I think that marking this as a TODO here, and then following up with a separate change that does the direct call of allocateWWMSpill from register allocation is a decent plan.

Is that something you could do in a separate pass post-RA but pre-VirtRegRewriter, by looking at the VirtRegMap analysis?

A separate pass would be possible with Greedy allocator. But with RegAllocFast, VRM won't be available. Planning to use delegate method (see D134950) in RegAllocFast to notify targets when a physical register is allocated.

cdevadas updated this revision to Diff 471099.Oct 27 2022, 3:08 AM

Added a TODO to call allocateWWMSpill elsewhere in a better way to identify the VGPRs used for SGPR spilling.

I am confused why the parent/child relationship among the changes are removed, I think there are still some dependencies among this and other changes?

llvm/lib/Target/AMDGPU/SIFrameLowering.cpp
1273

Why not define a separate pseudo instruction like V_SPILL_SGPR_TO_VGPR, which will be translated to V_WRITELANE at expandPostRAPseudo()? This should help us differentiate a writelane/readlane that have no wwm behavior from the sgpr spill/reload to vgpr.

I am confused why the parent/child relationship among the changes are removed, I think there are still some dependencies among this and other changes?

Sorry about that.

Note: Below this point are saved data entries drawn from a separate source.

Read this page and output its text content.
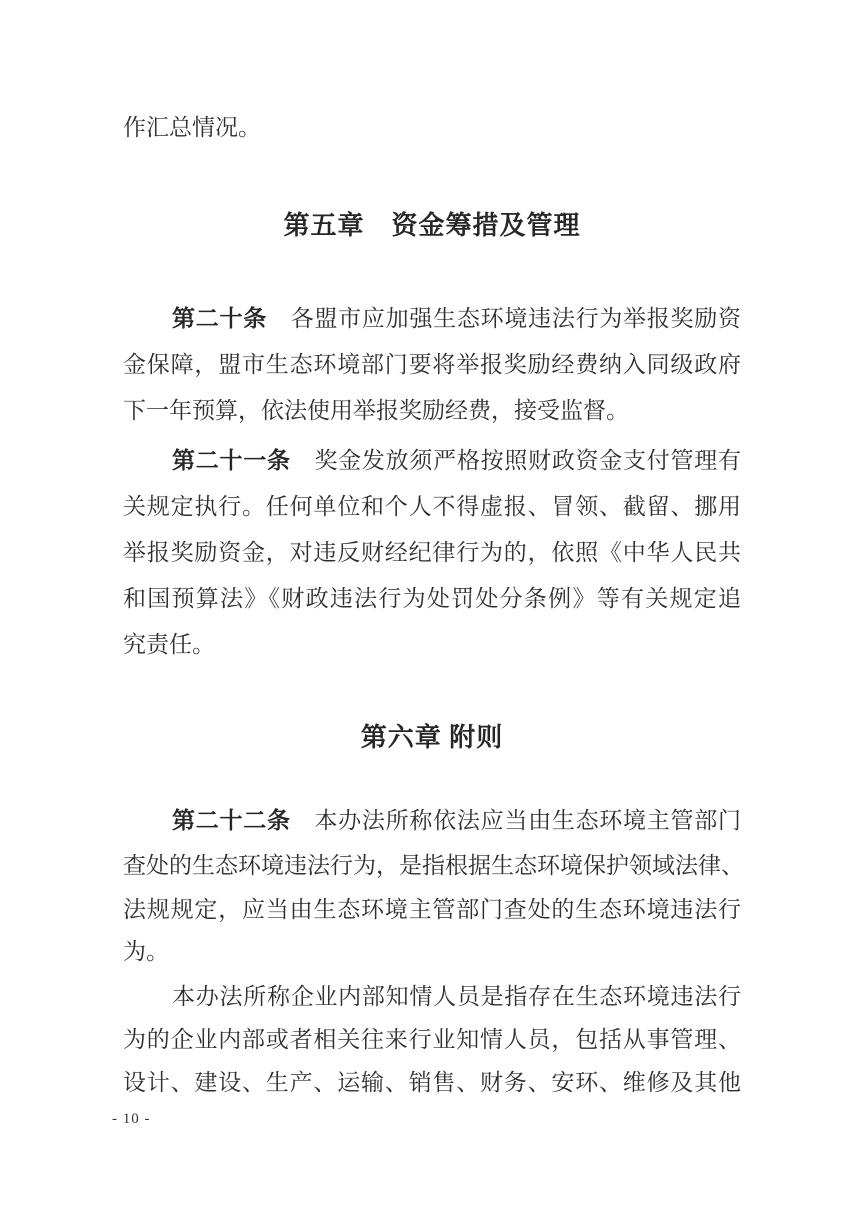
作汇总情况。
第五章　资金筹措及管理
第二十条　各盟市应加强生态环境违法行为举报奖励资
金保障，盟市生态环境部门要将举报奖励经费纳入同级政府
下一年预算，依法使用举报奖励经费，接受监督。
第二十一条　奖金发放须严格按照财政资金支付管理有
关规定执行。任何单位和个人不得虚报、冒领、截留、挪用
举报奖励资金，对违反财经纪律行为的，依照《中华人民共
和国预算法》《财政违法行为处罚处分条例》等有关规定追
究责任。
第六章 附则
第二十二条　本办法所称依法应当由生态环境主管部门
查处的生态环境违法行为，是指根据生态环境保护领域法律、
法规规定，应当由生态环境主管部门查处的生态环境违法行
为。
本办法所称企业内部知情人员是指存在生态环境违法行
为的企业内部或者相关往来行业知情人员，包括从事管理、
设计、建设、生产、运输、销售、财务、安环、维修及其他
- 10 -
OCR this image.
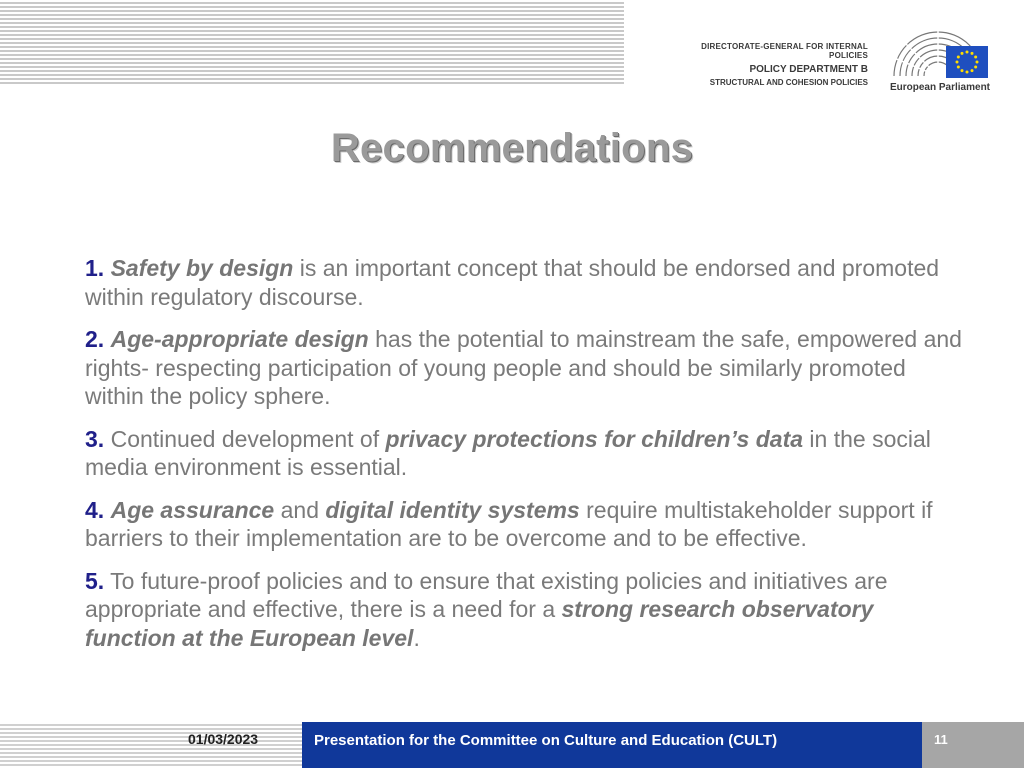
DIRECTORATE-GENERAL FOR INTERNAL POLICIES
POLICY DEPARTMENT B
STRUCTURAL AND COHESION POLICIES European Parliament
Recommendations
1. Safety by design is an important concept that should be endorsed and promoted within regulatory discourse.
2. Age-appropriate design has the potential to mainstream the safe, empowered and rights- respecting participation of young people and should be similarly promoted within the policy sphere.
3. Continued development of privacy protections for children’s data in the social media environment is essential.
4. Age assurance and digital identity systems require multistakeholder support if barriers to their implementation are to be overcome and to be effective.
5. To future-proof policies and to ensure that existing policies and initiatives are appropriate and effective, there is a need for a strong research observatory function at the European level.
01/03/2023	Presentation for the Committee on Culture and Education (CULT)	11
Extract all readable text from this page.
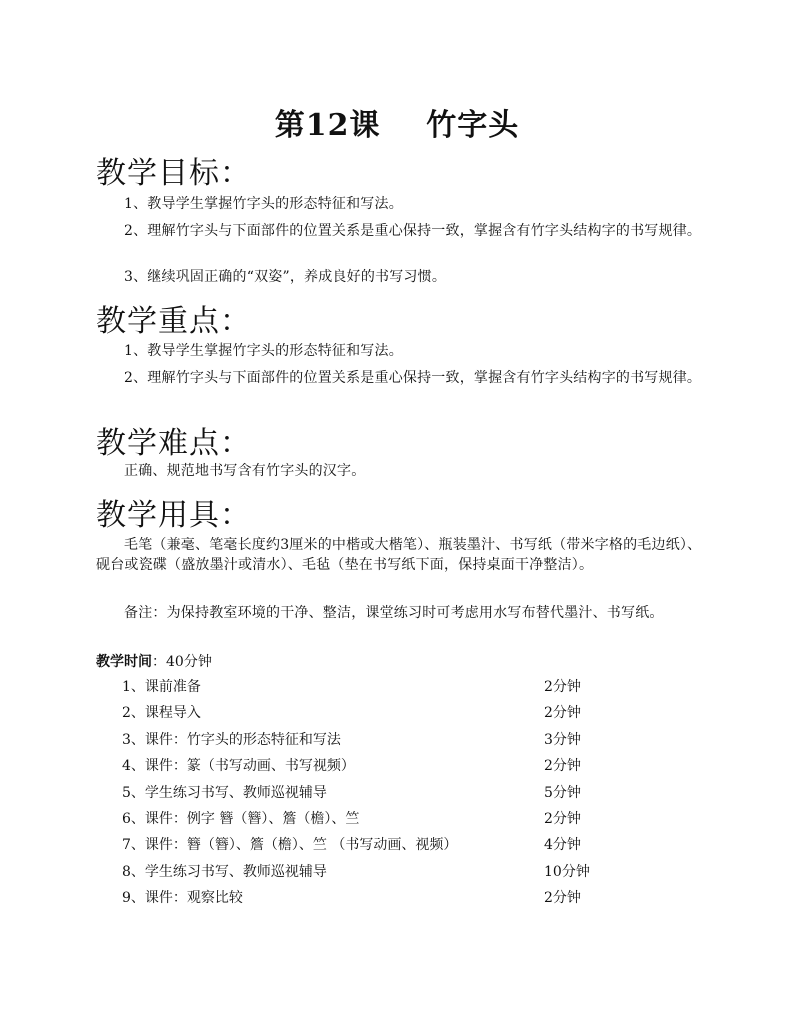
第12课    竹字头
教学目标：
1、教导学生掌握竹字头的形态特征和写法。
2、理解竹字头与下面部件的位置关系是重心保持一致，掌握含有竹字头结构字的书写规律。
3、继续巩固正确的“双姿”，养成良好的书写习惯。
教学重点：
1、教导学生掌握竹字头的形态特征和写法。
2、理解竹字头与下面部件的位置关系是重心保持一致，掌握含有竹字头结构字的书写规律。
教学难点：
正确、规范地书写含有竹字头的汉字。
教学用具：
毛笔（兼毫、笔毫长度约3厘米的中楷或大楷笔）、瓶装墨汁、书写纸（带米字格的毛边纸）、砚台或瓷碟（盛放墨汁或清水）、毛毡（垫在书写纸下面，保持桌面干净整洁）。
备注：为保持教室环境的干净、整洁，课堂练习时可考虑用水写布替代墨汁、书写纸。
教学时间：40分钟
1、课前准备	2分钟
2、课程导入	2分钟
3、课件：竹字头的形态特征和写法	3分钟
4、课件：篆（书写动画、书写视频）	2分钟
5、学生练习书写、教师巡视辅导	5分钟
6、课件：例字 簪（簪）、簷（檐）、竺	2分钟
7、课件：簪（簪）、簷（檐）、竺 （书写动画、视频）	4分钟
8、学生练习书写、教师巡视辅导	10分钟
9、课件：观察比较	2分钟
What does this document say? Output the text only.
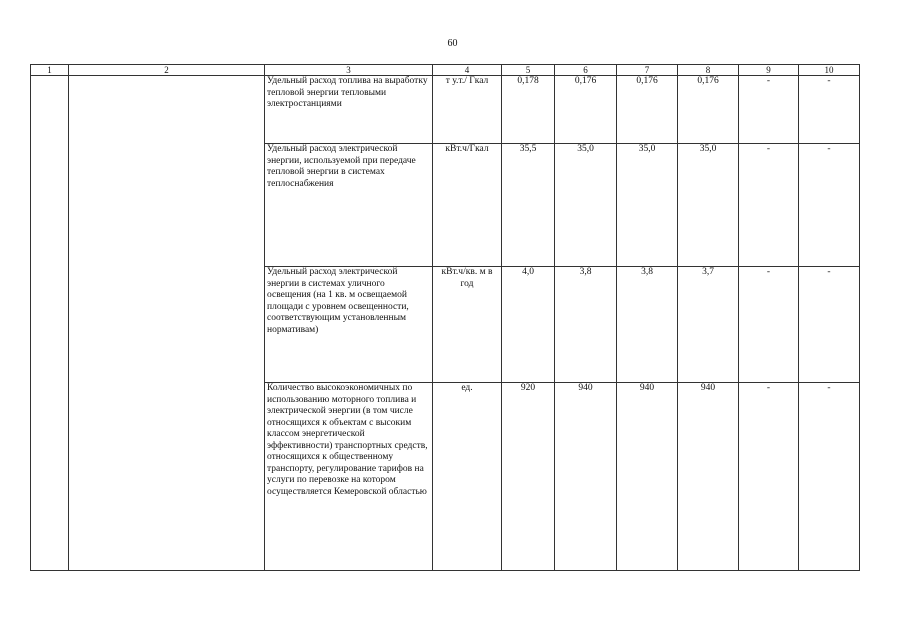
60
1	2	3	4	5	6	7	8	9	10
		Удельный расход топлива на выработку тепловой энергии тепловыми электростанциями	т у.т./ Гкал	0,178	0,176	0,176	0,176	-	-
		Удельный расход электрической энергии, используемой при передаче тепловой энергии в системах теплоснабжения	кВт.ч/Гкал	35,5	35,0	35,0	35,0	-	-
		Удельный расход электрической энергии в системах уличного освещения (на 1 кв. м освещаемой площади с уровнем освещенности, соответствующим установленным нормативам)	кВт.ч/кв. м в год	4,0	3,8	3,8	3,7	-	-
		Количество высокоэкономичных по использованию моторного топлива и электрической энергии (в том числе относящихся к объектам с высоким классом энергетической эффективности) транспортных средств, относящихся к общественному транспорту, регулирование тарифов на услуги по перевозке на котором осуществляется Кемеровской областью	ед.	920	940	940	940	-	-
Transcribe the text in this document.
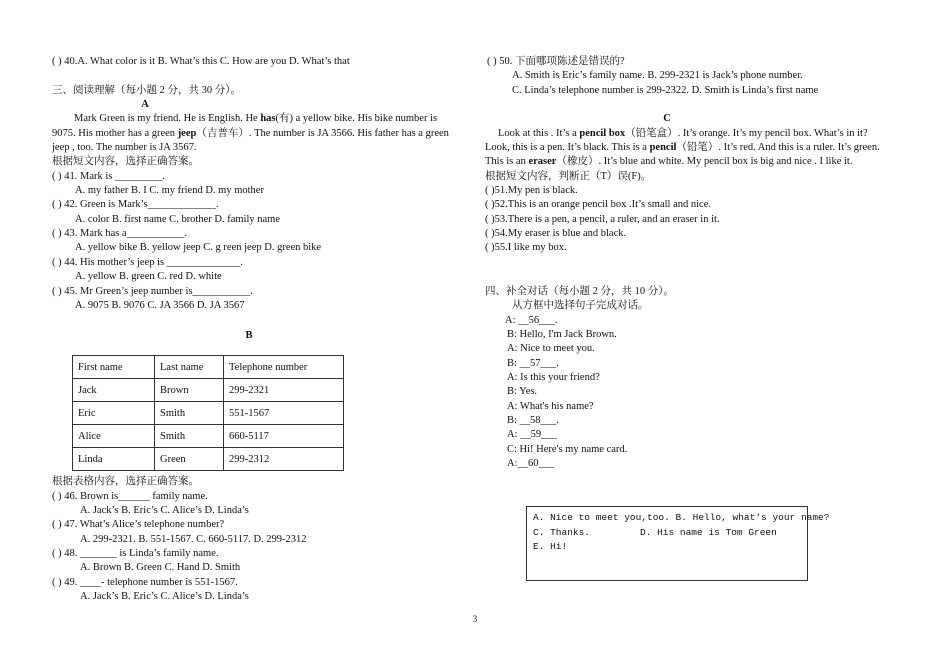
( ) 40.A. What color is it B. What’s this C. How are you D. What’s that
三、阅读理解（每小题 2 分，共 30 分）。
A
Mark Green is my friend. He is English. He has(有) a yellow bike. His bike number is
9075. His mother has a green jeep（吉普车）. The number is JA 3566. His father has a green
jeep , too. The number is JA 3567.
根据短文内容，选择正确答案。
( ) 41. Mark is _________.
A. my father B. I C. my friend D. my mother
( ) 42. Green is Mark’s_____________.
A. color B. first name C. brother D. family name
( ) 43. Mark has a___________.
A. yellow bike B. yellow jeep C. g reen jeep D. green bike
( ) 44. His mother’s jeep is ______________.
A. yellow B. green C. red D. white
( ) 45. Mr Green’s jeep number is___________.
A. 9075 B. 9076 C. JA 3566 D. JA 3567
B
First name	Last name	Telephone number
Jack	Brown	299-2321
Eric	Smith	551-1567
Alice	Smith	660-5117
Linda	Green	299-2312
根据表格内容，选择正确答案。
( ) 46. Brown is______ family name.
A. Jack’s B. Eric’s C. Alice’s D. Linda’s
( ) 47. What’s Alice’s telephone number?
A. 299-2321. B. 551-1567. C. 660-5117. D. 299-2312
( ) 48. _______ is Linda’s family name.
A. Brown B. Green C. Hand D. Smith
( ) 49. ____- telephone number is 551-1567.
A. Jack’s B. Eric’s C. Alice’s D. Linda’s
( ) 50. 下面哪项陈述是错误的?
A. Smith is Eric’s family name. B. 299-2321 is Jack’s phone number.
C. Linda’s telephone number is 299-2322. D. Smith is Linda’s first name
C
Look at this . It’s a pencil box（铅笔盒）. It’s orange. It’s my pencil box. What’s in it?
Look, this is a pen. It’s black. This is a pencil（铅笔）. It’s red. And this is a ruler. It’s green.
This is an eraser（橡皮）. It’s blue and white. My pencil box is big and nice . I like it.
根据短文内容，判断正（T）误(F)。
( )51.My pen is black.
( )52.This is an orange pencil box .It’s small and nice.
( )53.There is a pen, a pencil, a ruler, and an eraser in it.
( )54.My eraser is blue and black.
( )55.I like my box.
四、补全对话（每小题 2 分，共 10 分）。
从方框中选择句子完成对话。
A: __56___.
B: Hello, I'm Jack Brown.
A: Nice to meet you.
B: __57___.
A: Is this your friend?
B: Yes.
A: What's his name?
B: __58___.
A: __59___
C: Hi! Here's my name card.
A:__60___
A. Nice to meet you,too. B. Hello, what's your name?
C. Thanks.	D. His name is Tom Green
E. Hi!
3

I have set them initially. But later broke the chain while arc patching them into a downstream compiler copy. The arc patch was causing trouble as it patches all reviews in the relationship chain when there are conflicts in the intermediate patches.
I put them back now. This is the parent review and there are other 9 patches in the chain ending at D124196.

llvm/lib/Target/AMDGPU/SIFrameLowering.cpp
1273

Yes, that appeared to be a better approach than looking for WRITELANE/READLANE directly. Still, the looping is an overhead and we should move it entirely from here. Capturing them during the regalloc would be the efficient way. I'm planning a post-patch to optimize it.

arsenm accepted this revision.Nov 1 2022, 1:29 PM
arsenm added inline comments.
llvm/lib/Target/AMDGPU/SIFrameLowering.cpp
1267–1272

Can you open an issue for this?

arsenm accepted this revision.Dec 14 2022, 11:33 AM
This revision was landed with ongoing or failed builds.Dec 16 2022, 10:17 PM
This revision was automatically updated to reflect the committed changes.